Atoms moving in a standing wave: Sisyphus cooling

The stimulated force is a force which we can fully understand with the two-level atom. It is conceptually simple, and we have analytical expressions for the forces and energy levels. Now let us see what happens when the velocity is not just infinitesimal, but is very large. Instead of just a time lag, the atom is now pictured as flying like a roller coaster. This picture will let us see a cooling mechanism known as sisyphus cooling, that is in practice important. In practice, the multi-level nature of real atoms leads to stronger cooling than expected for two levels, but we can see the necessary insight for this mechanism with sisyphus cooling of two-level atoms.

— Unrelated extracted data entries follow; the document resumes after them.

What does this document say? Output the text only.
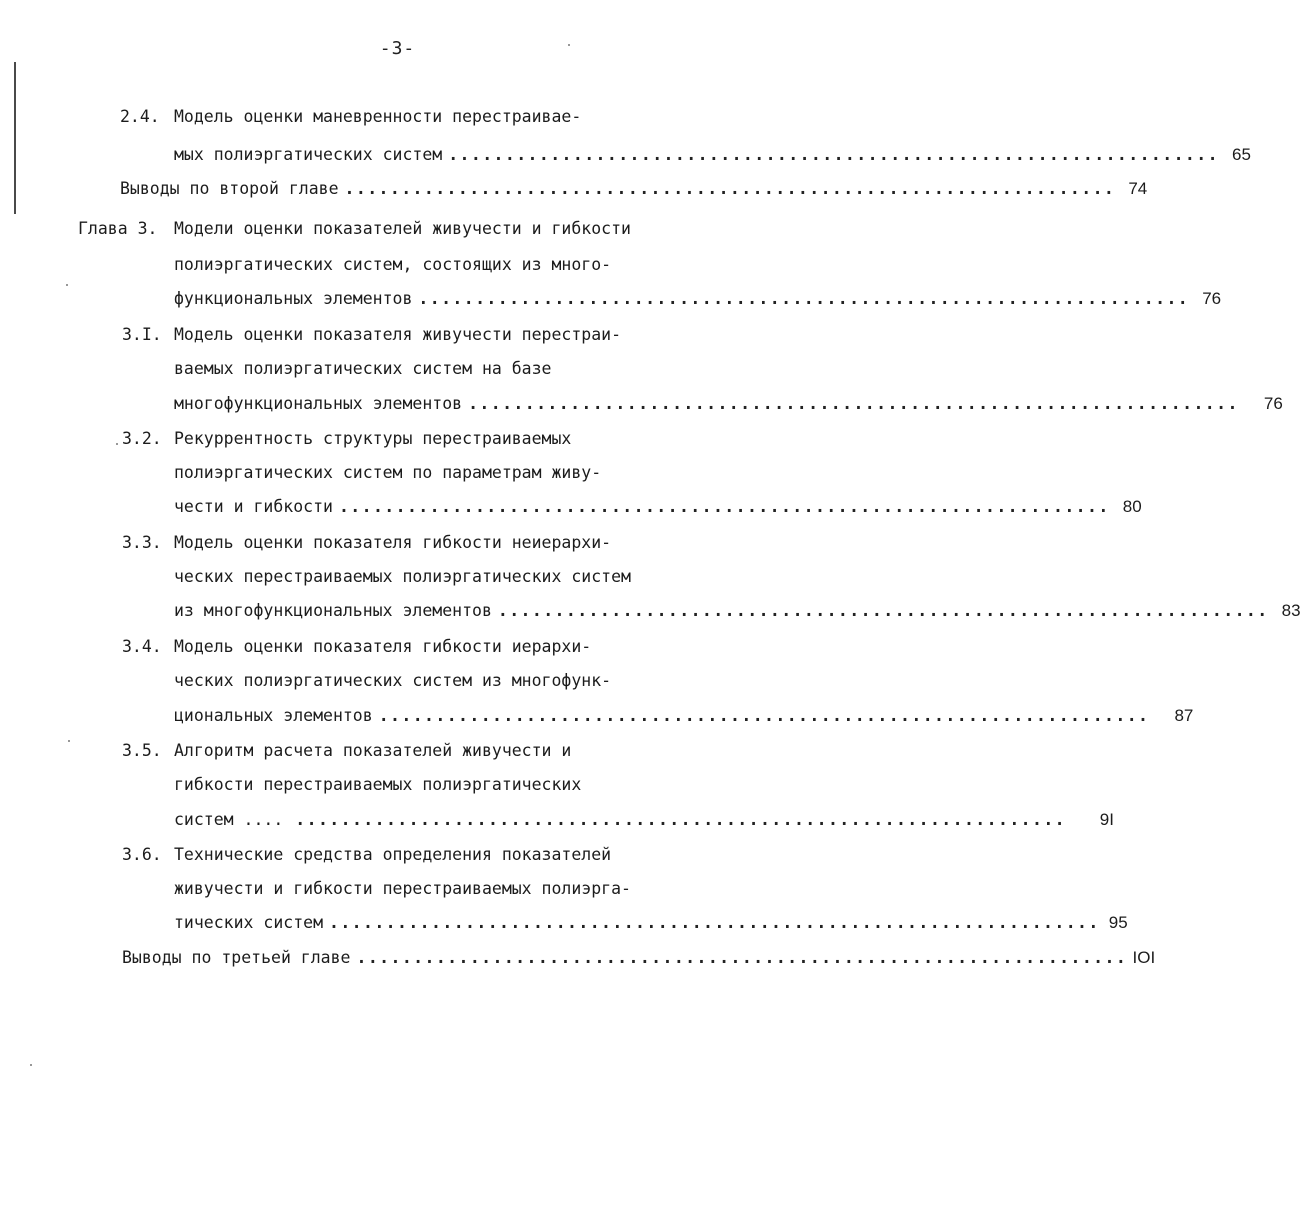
-3-
2.4. Модель оценки маневренности перестраивае-
мых полиэргатических систем .................................................................... 65
Выводы по второй главе .................................................................... 74
Глава 3. Модели оценки показателей живучести и гибкости
полиэргатических систем, состоящих из много-
функциональных элементов .................................................................... 76
3.I. Модель оценки показателя живучести перестраи-
ваемых полиэргатических систем на базе
многофункциональных элементов ....................................................................	76
3.2. Рекуррентность структуры перестраиваемых
полиэргатических систем по параметрам живу-
чести и гибкости .................................................................... 80
3.3. Модель оценки показателя гибкости неиерархи-
ческих перестраиваемых полиэргатических систем
из многофункциональных элементов .................................................................... 83
3.4. Модель оценки показателя гибкости иерархи-
ческих полиэргатических систем из многофунк-
циональных элементов ....................................................................	87
3.5. Алгоритм расчета показателей живучести и
гибкости перестраиваемых полиэргатических
систем .... ....................................................................	9I
3.6. Технические средства определения показателей
живучести и гибкости перестраиваемых полиэрга-
тических систем .................................................................... 95
Выводы по третьей главе .................................................................... IOI
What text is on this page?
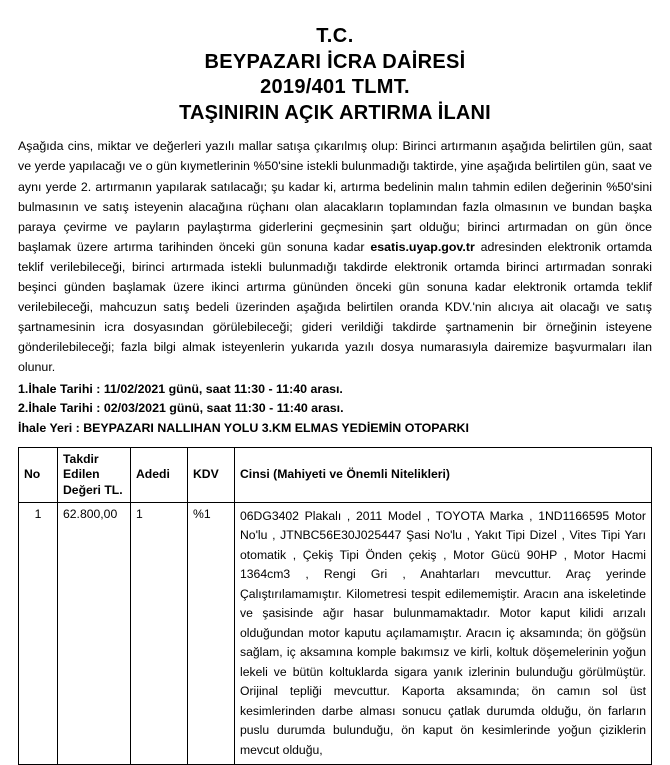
T.C.
BEYPAZARI İCRA DAİRESİ
2019/401 TLMT.
TAŞINIRIN AÇIK ARTIRMA İLANI

Aşağıda cins, miktar ve değerleri yazılı mallar satışa çıkarılmış olup: Birinci artırmanın aşağıda belirtilen gün, saat ve yerde yapılacağı ve o gün kıymetlerinin %50'sine istekli bulunmadığı taktirde, yine aşağıda belirtilen gün, saat ve aynı yerde 2. artırmanın yapılarak satılacağı; şu kadar ki, artırma bedelinin malın tahmin edilen değerinin %50'sini bulmasının ve satış isteyenin alacağına rüçhanı olan alacakların toplamından fazla olmasının ve bundan başka paraya çevirme ve payların paylaştırma giderlerini geçmesinin şart olduğu; birinci artırmadan on gün önce başlamak üzere artırma tarihinden önceki gün sonuna kadar esatis.uyap.gov.tr adresinden elektronik ortamda teklif verilebileceği, birinci artırmada istekli bulunmadığı takdirde elektronik ortamda birinci artırmadan sonraki beşinci günden başlamak üzere ikinci artırma gününden önceki gün sonuna kadar elektronik ortamda teklif verilebileceği, mahcuzun satış bedeli üzerinden aşağıda belirtilen oranda KDV.'nin alıcıya ait olacağı ve satış şartnamesinin icra dosyasından görülebileceği; gideri verildiği takdirde şartnamenin bir örneğinin isteyene gönderilebileceği; fazla bilgi almak isteyenlerin yukarıda yazılı dosya numarasıyla dairemize başvurmaları ilan olunur.

1.İhale Tarihi : 11/02/2021 günü, saat 11:30 - 11:40 arası.

2.İhale Tarihi : 02/03/2021 günü, saat 11:30 - 11:40 arası.

İhale Yeri : BEYPAZARI NALLIHAN YOLU 3.KM ELMAS YEDİEMİN OTOPARKI

No	Takdir Edilen Değeri TL.	Adedi	KDV	Cinsi (Mahiyeti ve Önemli Nitelikleri)
1	62.800,00	1	%1	06DG3402 Plakalı , 2011 Model , TOYOTA Marka , 1ND1166595 Motor No'lu , JTNBC56E30J025447 Şasi No'lu , Yakıt Tipi Dizel , Vites Tipi Yarı otomatik , Çekiş Tipi Önden çekiş , Motor Gücü 90HP , Motor Hacmi 1364cm3 , Rengi Gri , Anahtarları mevcuttur. Araç yerinde Çalıştırılamamıştır. Kilometresi tespit edilememiştir. Aracın ana iskeletinde ve şasisinde ağır hasar bulunmamaktadır. Motor kaput kilidi arızalı olduğundan motor kaputu açılamamıştır. Aracın iç aksamında; ön göğsün sağlam, iç aksamına komple bakımsız ve kirli, koltuk döşemelerinin yoğun lekeli ve bütün koltuklarda sigara yanık izlerinin bulunduğu görülmüştür. Orijinal tepliği mevcuttur. Kaporta aksamında; ön camın sol üst kesimlerinden darbe alması sonucu çatlak durumda olduğu, ön farların puslu durumda bulunduğu, ön kaput ön kesimlerinde yoğun çiziklerin mevcut olduğu,
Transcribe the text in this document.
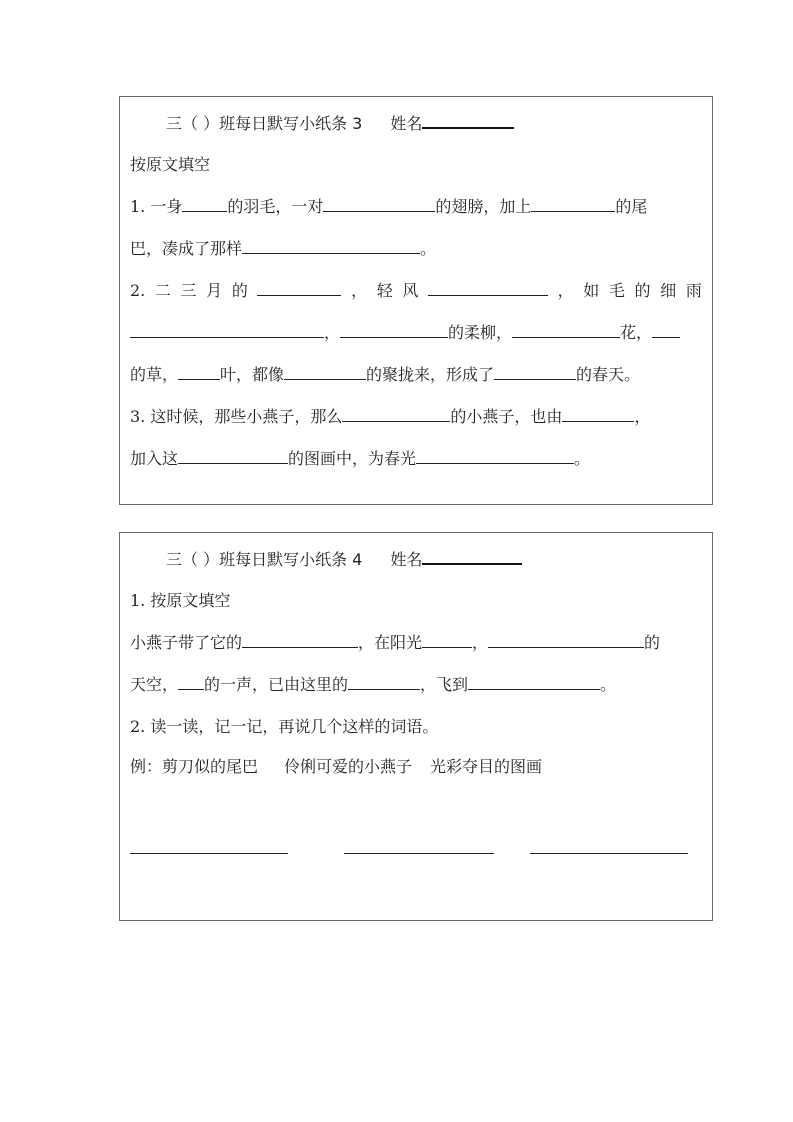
三（ ）班每日默写小纸条 3 姓名
按原文填空
1. 一身	的羽毛，一对	的翅膀，加上	的尾
巴，凑成了那样	。
2. 二 三 月 的	， 轻 风	， 如 毛 的 细 雨
，	的柔柳，	花，
的草，	叶，都像	的聚拢来，形成了	的春天。
3. 这时候，那些小燕子，那么	的小燕子，也由	，
加入这	的图画中，为春光	。
三（ ）班每日默写小纸条 4 姓名
1. 按原文填空
小燕子带了它的	，在阳光	，	的
天空， 的一声，已由这里的	，飞到	。
2. 读一读，记一记，再说几个这样的词语。
例：剪刀似的尾巴 伶俐可爱的小燕子 光彩夺目的图画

Let us take the atom velocity to satisfy

${\displaystyle kv\geq \Gamma \,,}$

meaning that the atom moves through several optical wavelengths within its spontaneous emission lifetime.

The nice thing about the dressed atom picture is that you can show wonderful drawings and diagrams, so let us draw a nice picture of a standing wave and show it for the manifold of dressed atom levels ${\displaystyle 1}$ and ${\displaystyle 2}$ within ${\displaystyle E(N+1)}$ What happens is that the standing wave modulates the energy of the atom in the two dressed states:

We assume that when we have no light, the ground state (${\displaystyle |a{\rangle }}$, or ${\displaystyle |g{\rangle }}$) is the upper sate, and the excited state (${\displaystyle |b{\rangle }}$, or ${\displaystyle |e{\rangle }}$) is the lower state. Suppose we start from the left, in this picture, and we go along the standing wave with the atom, which starts in its ground state. Where will the atom emit a photon, with highest probability, switching to the lower state through the radiative cascade? Will this happen at a node, or at an anti-node of the standing wave? The atom has the largest excited state admixture in the anti-nodes of the standing wave, so it is there where the atom emits.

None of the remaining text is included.